Professor Cross returned in 1981 to serve as tribal attorney for his tribal people, the Mandan, Hidatsa, and Arikara Nation of the Fort Berthold Indian Reservation. During his tenure as tribal attorney he presented two oral arguments before the U.S. Supreme Court onbehalf of his tribal people, resulting in two Indian law opinions that opened state courts to tribal damage actions against non-Indian defendants and that re-affirmed fundamental principles of tribal sovereign immunity to suit. He also represented his tribal people in their long standing just compensation claim against the United States for its 1949 taking of over 156,000 acres of reservation land as the site for the Garrison Dam, the world's fourth largest rolled earth dam. In 1992, Congress awarded the Mandan, Hidatsa, and Arikara Nation over $149.2 million in just compensation for wrongs imposed on the tribal people by the Garrison Dam. Professor Cross is a 1973 graduate of Yale Law School
Heather Ash
University of North Dakota School of Law
Heather Ash is a third-year law student and serves as Case Comment Editor of the North Dakota Law Review. Heather grew up in Fort Frances, Ontario and graduated from the University of Manitoba in 2005 with a Bachelor's Degree in Kinesiology. Heather spent four years as a member of the University of Manitoba women's hockey team and during that time certified as both an Exercise Physiologist and Certified Strength and Conditioning Specialist. After working for the Canadian Armed Forces as a Physical Exercise Specialist for four years, Heather began her legal studies at the University of North Dakota School of Law in 2009. In the spring of 2011 Heather's Law Review note on Hydraulic Fracturing was chosen for publication and won the North Dakota Bar Foundation's Outstanding Note Award. Heather is currently completing an externship at the Grand Forks Public Defenders Office and will graduate in December of this year.
Professor John Nagle
University of Notre Dame School of Law
John Copeland Nagle is the John N. Mathews Chair at the Notre Dame Law School, where he teaches legislation, property, and a variety of environmental law courses. He is the co-author of three casebooks: "The Practice and Policy of Environmental Law," "Property: Cases and Materials," and "The Law of Biodiversity and Ecosystem Management." His book "Law's Environment: How the Law Affects the Environment," was published by the Yale University Press in 2010. He also writes about the relationship between environmental pollution, cultural pollution, and other kinds of "pollution," and about how religious teachings influence environmental law.

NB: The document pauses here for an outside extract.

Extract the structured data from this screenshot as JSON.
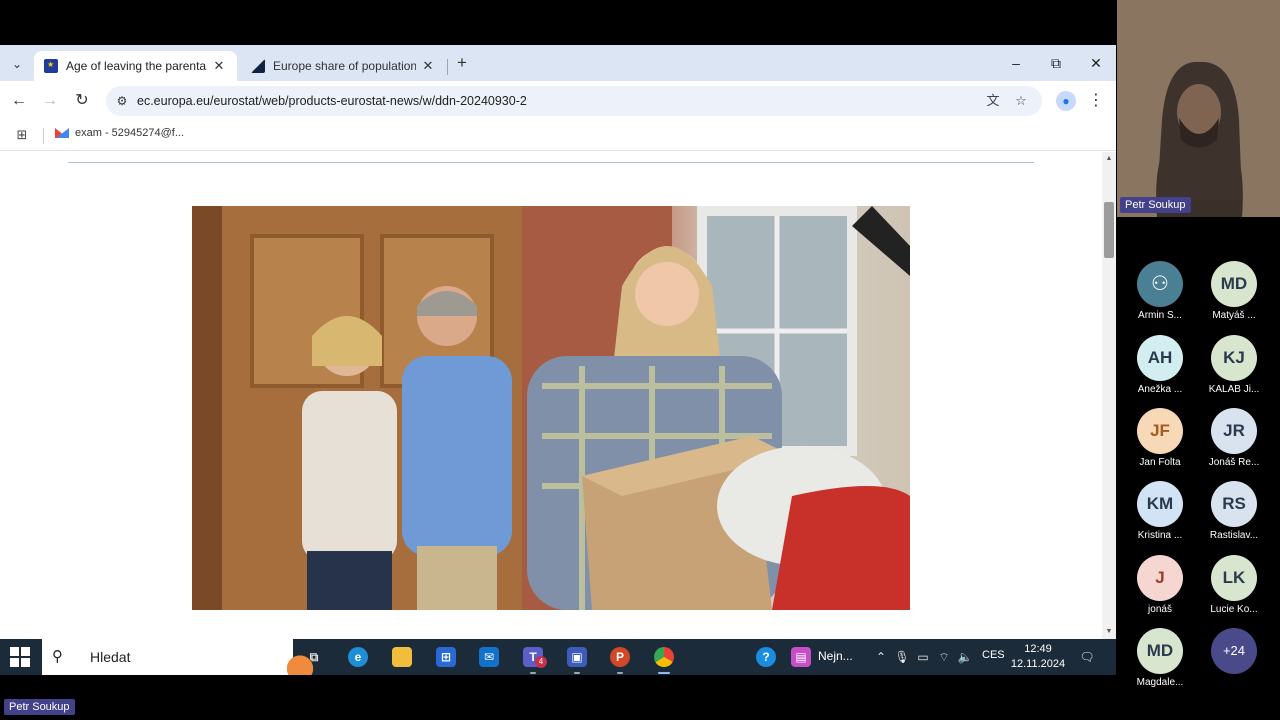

Prior to joining the Notre Dame faculty, Professor Nagle was an associate professor at the Seton Hall University School of Law from 1994 through 1998. He also worked in the United States Department of Justice, first as an attorney in the Office of Legal Counsel where he advised other executive branch agencies on a variety of constitutional and statutory issues, and later as a trial attorney conducting environmental litigation. Professor Nagle served as a law clerk to Judge Deanell Reece Tacha of the United States Court of Appeals for the Tenth Circuit, and he was a scientific assistant in the Energy and Environmental Systems Division of Argonne National Laboratory. He is a graduate of Indiana University and the University of Michigan Law School.
Professor Nagle has participated in numerous activities outside of the law school. He has served as a member of the executive committee of the Section on Legislation of the American Association of Law Schools, and as a vice chair on the Endangered Species Committee of the American Bar Association's environmental section, and he helps organize the annual meeting of the Law Professors' Christian Fellowship.